Chief scientist at the World Health Organisation (WHO) Soumya Swaminathan Thursday warned against the idea of attaining herd immunity through natural infection to fight the COVID-19 pandemic, calling it "foolish" as there are huge costs to be paid.
"Heard immunity through natural infection is a very foolish idea we have said from the beginning because there is a huge human cost to be paid," said Swaminathan in an interview with New Delhi-based television news channel NDTV 24/7.
She said that India has followed a good policy of vaccination, adding that "my understanding is that over 90 percent of adults now have received at least one dose and over three-fourths have received the full vaccination coverage."
The WHO chief scientist said the new Omicron sub-variant BA.2 is more potent than BA.1 and its transmission is more than other sub-variants.
Swaminathan said the WHO can not yet comment on the impact of Omicron as it was a relatively new variant and studies were still ongoing to determine if it can cause reinfection and how it affects long-term immunity.
"Two months is too little time to know if it causes reinfection and how it affects long-term immunity. We saw some studies where the blood of patients who recovered from the new variant helped with Delta infection but we don't know if that will be true for future variants," she said.

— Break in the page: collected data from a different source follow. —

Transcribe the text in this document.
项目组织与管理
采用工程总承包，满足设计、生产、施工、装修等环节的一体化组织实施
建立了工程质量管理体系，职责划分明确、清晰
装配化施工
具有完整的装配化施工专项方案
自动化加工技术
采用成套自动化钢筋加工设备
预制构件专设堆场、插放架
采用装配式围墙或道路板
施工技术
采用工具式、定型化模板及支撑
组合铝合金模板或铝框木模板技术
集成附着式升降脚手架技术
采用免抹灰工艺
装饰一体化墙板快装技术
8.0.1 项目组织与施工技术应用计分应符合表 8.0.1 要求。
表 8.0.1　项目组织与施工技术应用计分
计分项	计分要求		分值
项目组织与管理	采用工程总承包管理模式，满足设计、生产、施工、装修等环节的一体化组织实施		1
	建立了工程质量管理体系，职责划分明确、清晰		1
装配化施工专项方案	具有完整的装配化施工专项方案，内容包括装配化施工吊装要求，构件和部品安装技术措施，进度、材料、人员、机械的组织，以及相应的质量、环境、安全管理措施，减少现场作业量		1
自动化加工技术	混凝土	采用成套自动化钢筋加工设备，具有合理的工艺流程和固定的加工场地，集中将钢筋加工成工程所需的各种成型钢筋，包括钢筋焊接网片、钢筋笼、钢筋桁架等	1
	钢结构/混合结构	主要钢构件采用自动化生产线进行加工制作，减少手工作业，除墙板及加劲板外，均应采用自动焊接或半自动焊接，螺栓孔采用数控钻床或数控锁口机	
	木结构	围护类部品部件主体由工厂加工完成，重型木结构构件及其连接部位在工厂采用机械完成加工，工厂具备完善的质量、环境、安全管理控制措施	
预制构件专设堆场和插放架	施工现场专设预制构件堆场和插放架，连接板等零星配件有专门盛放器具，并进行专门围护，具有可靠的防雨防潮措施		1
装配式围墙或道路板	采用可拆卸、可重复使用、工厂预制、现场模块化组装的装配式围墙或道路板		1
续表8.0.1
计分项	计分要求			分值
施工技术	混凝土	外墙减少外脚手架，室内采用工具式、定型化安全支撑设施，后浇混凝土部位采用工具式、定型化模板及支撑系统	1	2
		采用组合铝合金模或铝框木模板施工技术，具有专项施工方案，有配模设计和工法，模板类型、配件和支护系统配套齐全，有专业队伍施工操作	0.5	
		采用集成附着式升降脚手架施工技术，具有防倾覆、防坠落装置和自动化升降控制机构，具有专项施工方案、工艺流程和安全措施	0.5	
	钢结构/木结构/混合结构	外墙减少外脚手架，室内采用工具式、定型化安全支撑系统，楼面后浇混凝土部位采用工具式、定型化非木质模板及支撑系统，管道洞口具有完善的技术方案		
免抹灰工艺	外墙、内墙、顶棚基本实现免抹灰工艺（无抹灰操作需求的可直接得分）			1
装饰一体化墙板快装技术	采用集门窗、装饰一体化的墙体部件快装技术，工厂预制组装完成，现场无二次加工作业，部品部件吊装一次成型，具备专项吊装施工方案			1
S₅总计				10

She said the vaccines that are being used for protection in terms of reducing hospitalisations and deaths were working very well.
"All of them help us. The elderly and vulnerable are much better protected now. It shows that the vaccines are effective and a good defence mechanism," she said.
At present India is in the grip of the third wave of COVID-19. However, the daily caseload of COVID-19 has begun to fall.
The federal Health Ministry reported on Thursday morning 172,433 new cases and 1,008 more deaths of COVID-19, bringing the total infections to 41,803,318 and taking the death toll to 498,983 in India.